The eight best picture nominees for the 88th Academy Awards represent a range of genres and tone. One thing they all share is memorable scenes, the type that stay with you long after you see the film.
"The Big Short": Throughout the film, Steve Carell's Mark Baum curses the injustices of the world as the volatile stock market wreaks havoc on his multimillion-dollar bet against real estate. Carell's tightly wound performance provides heart-pounding tension even though we're well aware of the ultimate outcome. An early scene illustrates just how angry (and possibly unhinged) Mr. Baum is.
"Bridge of Spies": Tom Hanks' attorney-turned-diplomatic-emissary Jim Donovan explains the "rule book" to Scott Shepherd's smug CIA agent. It's a civics lesson, a character-defining moment and great example of what makes Tom Hanks so gosh-darned Tom Hanks.

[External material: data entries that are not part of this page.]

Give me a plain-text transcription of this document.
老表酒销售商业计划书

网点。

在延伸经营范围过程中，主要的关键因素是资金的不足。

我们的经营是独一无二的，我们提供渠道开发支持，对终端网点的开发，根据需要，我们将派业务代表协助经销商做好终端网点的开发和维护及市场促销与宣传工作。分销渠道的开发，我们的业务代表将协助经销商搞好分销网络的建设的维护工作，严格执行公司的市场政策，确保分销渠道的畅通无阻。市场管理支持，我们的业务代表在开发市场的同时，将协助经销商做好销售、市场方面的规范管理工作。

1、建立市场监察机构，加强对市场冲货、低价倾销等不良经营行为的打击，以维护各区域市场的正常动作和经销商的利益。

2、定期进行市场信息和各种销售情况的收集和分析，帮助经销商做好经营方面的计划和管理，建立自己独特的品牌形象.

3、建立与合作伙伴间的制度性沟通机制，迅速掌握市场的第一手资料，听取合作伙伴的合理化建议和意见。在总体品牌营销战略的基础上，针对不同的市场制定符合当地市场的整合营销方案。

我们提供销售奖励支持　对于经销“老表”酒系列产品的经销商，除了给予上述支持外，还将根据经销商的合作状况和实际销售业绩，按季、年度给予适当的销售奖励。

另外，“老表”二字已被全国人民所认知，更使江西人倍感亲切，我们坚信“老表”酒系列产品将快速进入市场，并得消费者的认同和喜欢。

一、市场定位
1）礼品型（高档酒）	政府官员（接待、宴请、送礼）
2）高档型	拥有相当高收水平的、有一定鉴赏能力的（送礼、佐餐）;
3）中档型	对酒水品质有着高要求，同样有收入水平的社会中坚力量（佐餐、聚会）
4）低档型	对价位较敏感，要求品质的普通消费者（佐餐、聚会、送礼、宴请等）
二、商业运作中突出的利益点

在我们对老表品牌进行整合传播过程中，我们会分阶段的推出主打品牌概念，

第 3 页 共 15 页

Watch director Steven Spielberg's camera creep in as Donovan verbally smacks the grin off Hoffman's face.
Brooklyn: In a film that wields emotion without becoming sentimental, Saoirse Ronan plays an intelligent and perceptive young woman dealing with a series of heartbreaks and life-altering choices. In this scene, she returns to Ireland and is quietly reminded of its beauty and quietude.
"Mad Max: Fury Road": While the movie feels like one nonstop adrenaline-fueled chase scene featuring war rigs, motorcycles and vehicles of the apocalypse, the knockdown, drag-out fight between Tom Hardy's Max and Charlize Theron's Furiosa is riveting. Director George Miller and editor Margaret Sixel's brutal slam cuts show just how resilient these two survivors really are.

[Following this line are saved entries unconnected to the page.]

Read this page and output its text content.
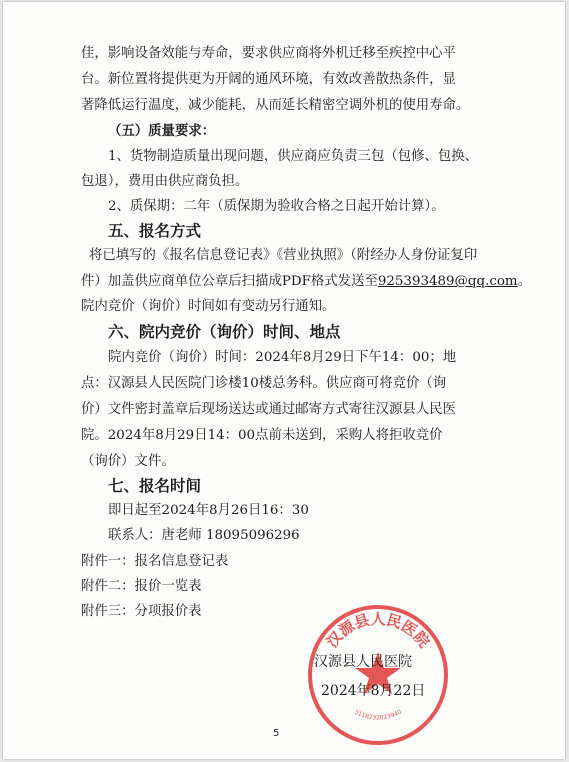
佳，影响设备效能与寿命，要求供应商将外机迁移至疾控中心平
台。新位置将提供更为开阔的通风环境，有效改善散热条件，显
著降低运行温度，减少能耗，从而延长精密空调外机的使用寿命。
（五）质量要求：
1、货物制造质量出现问题，供应商应负责三包（包修、包换、
包退），费用由供应商负担。
2、质保期：二年（质保期为验收合格之日起开始计算）。
五、报名方式
将已填写的《报名信息登记表》《营业执照》（附经办人身份证复印
件）加盖供应商单位公章后扫描成PDF格式发送至925393489@qq.com。
院内竞价（询价）时间如有变动另行通知。
六、院内竞价（询价）时间、地点
院内竞价（询价）时间：2024年8月29日下午14：00；地
点：汉源县人民医院门诊楼10楼总务科。供应商可将竞价（询
价）文件密封盖章后现场送达或通过邮寄方式寄往汉源县人民医
院。2024年8月29日14：00点前未送到，采购人将拒收竞价
（询价）文件。
七、报名时间
即日起至2024年8月26日16：30
联系人：唐老师 18095096296
附件一：报名信息登记表
附件二：报价一览表
附件三：分项报价表
汉源县人民医院
5118232023940
汉源县人民医院
2024年8月22日
5
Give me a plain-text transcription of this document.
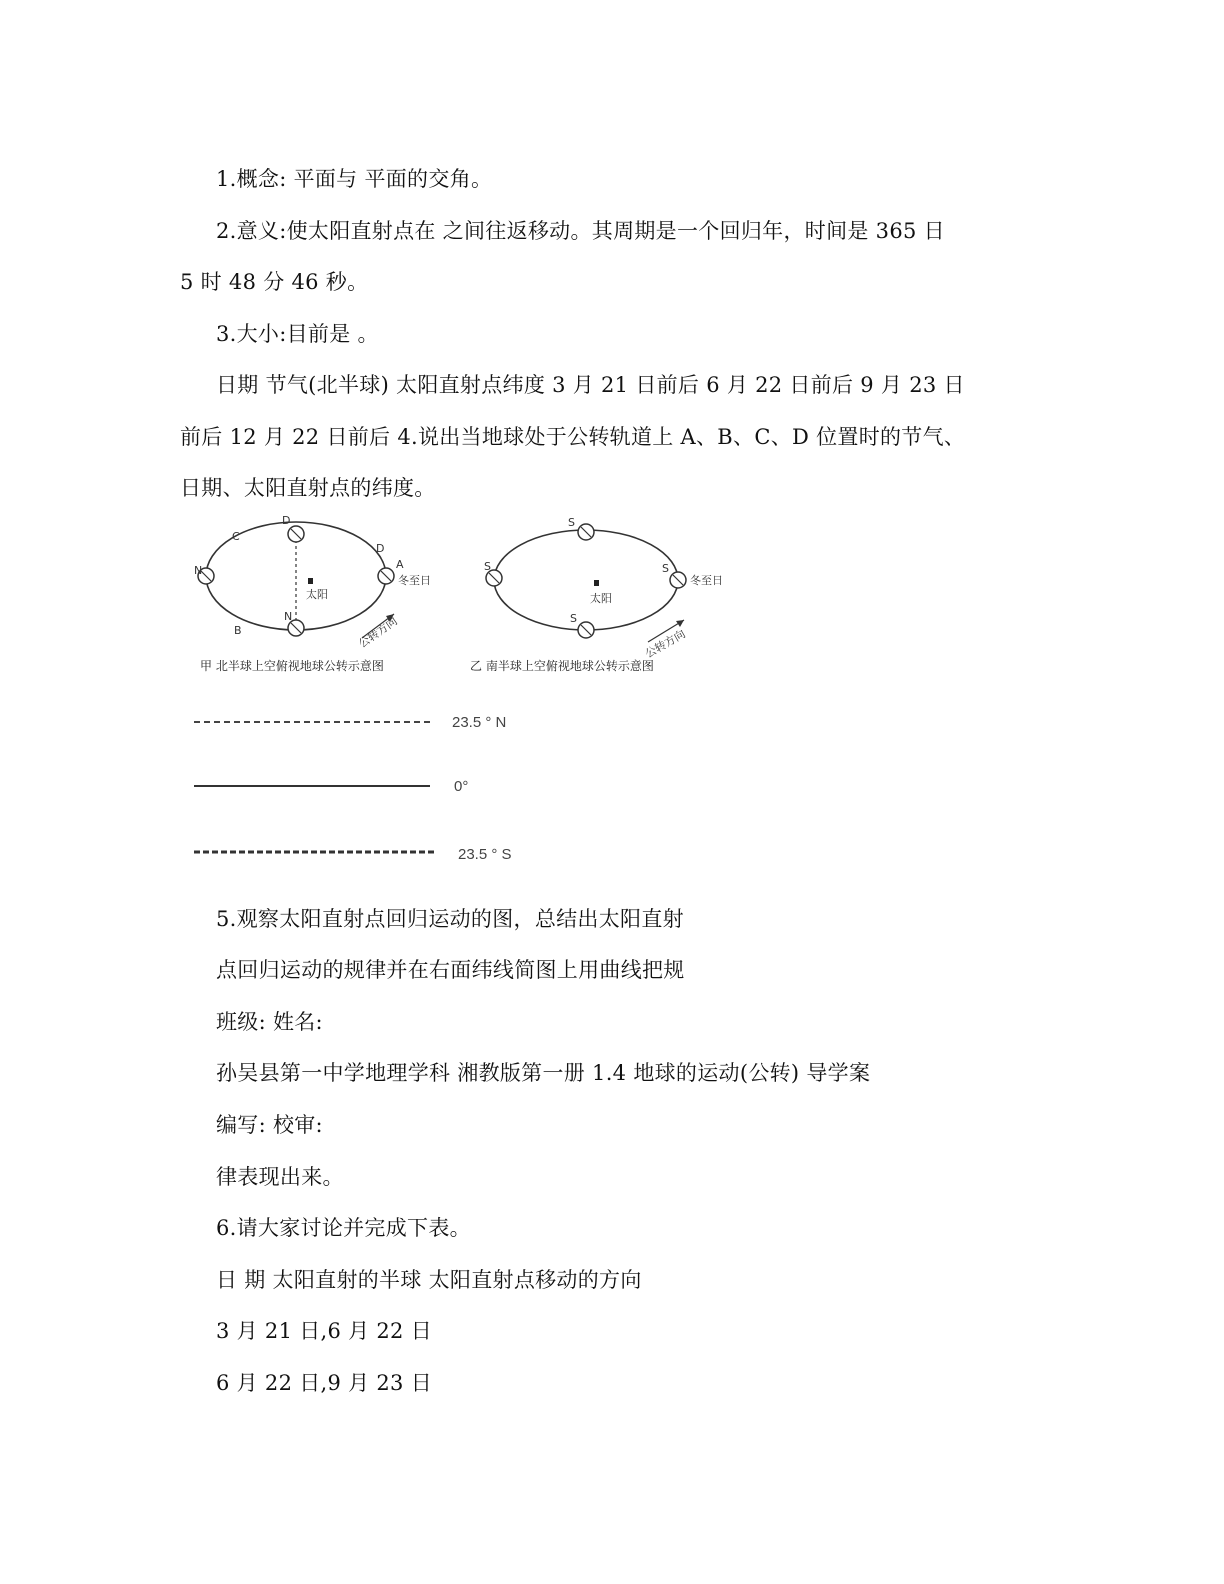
1.概念: 平面与 平面的交角。
2.意义:使太阳直射点在 之间往返移动。其周期是一个回归年，时间是 365 日
5 时 48 分 46 秒。
3.大小:目前是 。
日期 节气(北半球) 太阳直射点纬度 3 月 21 日前后 6 月 22 日前后 9 月 23 日
前后 12 月 22 日前后 4.说出当地球处于公转轨道上 A、B、C、D 位置时的节气、
日期、太阳直射点的纬度。
D
N	A
N
C
D
B
太阳
冬至日
公转方向
甲 北半球上空俯视地球公转示意图
S
S	S
S
太阳
冬至日
公转方向
乙 南半球上空俯视地球公转示意图
23.5 ° N
0°
23.5 ° S
5.观察太阳直射点回归运动的图，总结出太阳直射
点回归运动的规律并在右面纬线简图上用曲线把规
班级: 姓名:
孙吴县第一中学地理学科 湘教版第一册 1.4 地球的运动(公转) 导学案
编写: 校审:
律表现出来。
6.请大家讨论并完成下表。
日 期 太阳直射的半球 太阳直射点移动的方向
3 月 21 日,6 月 22 日
6 月 22 日,9 月 23 日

"The Martian": Much has been made of the film's inclusion and victory in the Golden Globes comedy category, but it does have some seriously funny moments. Here, Jet Propulsion Laboratory astrodynamicist Donald Glover animatedly explains his idea to slingshot the Ares III crew back toward Mars in order to bring astronaut Matt Damon home, all the while blissfully unaware that Jeff Daniels, whose pen he borrows for the demo, is actually the head of NASA. Even after he tells him.
"The Revenant": The bear attack is getting much of the attention, but director Alejandro G. Iñárritu and cinematographer Emmanuel Lubezki's battle sequences are sights to behold. The opening challenges "Saving Private Ryan" for sheer brutality, but this later escape scene breathes the same type of energy into the proceedings.

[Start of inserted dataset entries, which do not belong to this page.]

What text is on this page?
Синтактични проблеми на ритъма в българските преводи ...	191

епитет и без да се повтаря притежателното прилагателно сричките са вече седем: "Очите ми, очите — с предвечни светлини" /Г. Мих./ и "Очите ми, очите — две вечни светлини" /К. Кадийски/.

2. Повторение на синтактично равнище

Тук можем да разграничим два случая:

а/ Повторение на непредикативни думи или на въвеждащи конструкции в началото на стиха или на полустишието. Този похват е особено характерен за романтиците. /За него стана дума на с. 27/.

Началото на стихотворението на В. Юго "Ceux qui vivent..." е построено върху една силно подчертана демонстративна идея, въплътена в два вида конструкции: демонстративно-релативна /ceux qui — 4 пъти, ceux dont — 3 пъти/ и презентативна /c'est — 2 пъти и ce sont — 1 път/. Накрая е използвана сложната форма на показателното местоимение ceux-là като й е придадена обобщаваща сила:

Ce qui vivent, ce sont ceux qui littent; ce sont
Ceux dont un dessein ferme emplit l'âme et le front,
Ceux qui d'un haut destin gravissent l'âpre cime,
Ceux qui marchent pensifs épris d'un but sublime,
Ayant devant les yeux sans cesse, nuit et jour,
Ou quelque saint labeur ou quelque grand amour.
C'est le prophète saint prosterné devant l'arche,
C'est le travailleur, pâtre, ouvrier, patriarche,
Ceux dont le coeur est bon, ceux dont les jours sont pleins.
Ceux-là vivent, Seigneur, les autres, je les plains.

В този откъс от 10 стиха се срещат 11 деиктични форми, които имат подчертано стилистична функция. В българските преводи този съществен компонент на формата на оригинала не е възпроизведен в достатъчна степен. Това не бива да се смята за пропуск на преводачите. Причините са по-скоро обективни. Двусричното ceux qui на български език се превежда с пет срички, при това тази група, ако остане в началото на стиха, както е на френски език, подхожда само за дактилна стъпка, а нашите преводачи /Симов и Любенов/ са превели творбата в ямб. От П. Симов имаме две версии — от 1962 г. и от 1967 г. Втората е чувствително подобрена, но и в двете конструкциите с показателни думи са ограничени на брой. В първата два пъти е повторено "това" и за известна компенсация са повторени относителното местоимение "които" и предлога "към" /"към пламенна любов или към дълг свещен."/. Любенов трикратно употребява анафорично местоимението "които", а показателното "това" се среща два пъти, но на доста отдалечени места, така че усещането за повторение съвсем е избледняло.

"Room": Under excruciatingly intimate, claustrophobic circumstances, this drama turns on the relationship between mother and son. The heartbreaking moment when Brie Larson's Ma explains to young Jack that there really is a world outside spins the film in a whole new direction.
"Spotlight": The film has been described as a journalism procedural, but it is unexpectedly intense and thrilling in its depiction of the Boston Globe editors and reporters chasing the big story. In this scene, Mark Ruffalo's Mike Rezendes goes head-to-head with his editor, Walter "Robby" Robinson, played by Michael Keaton.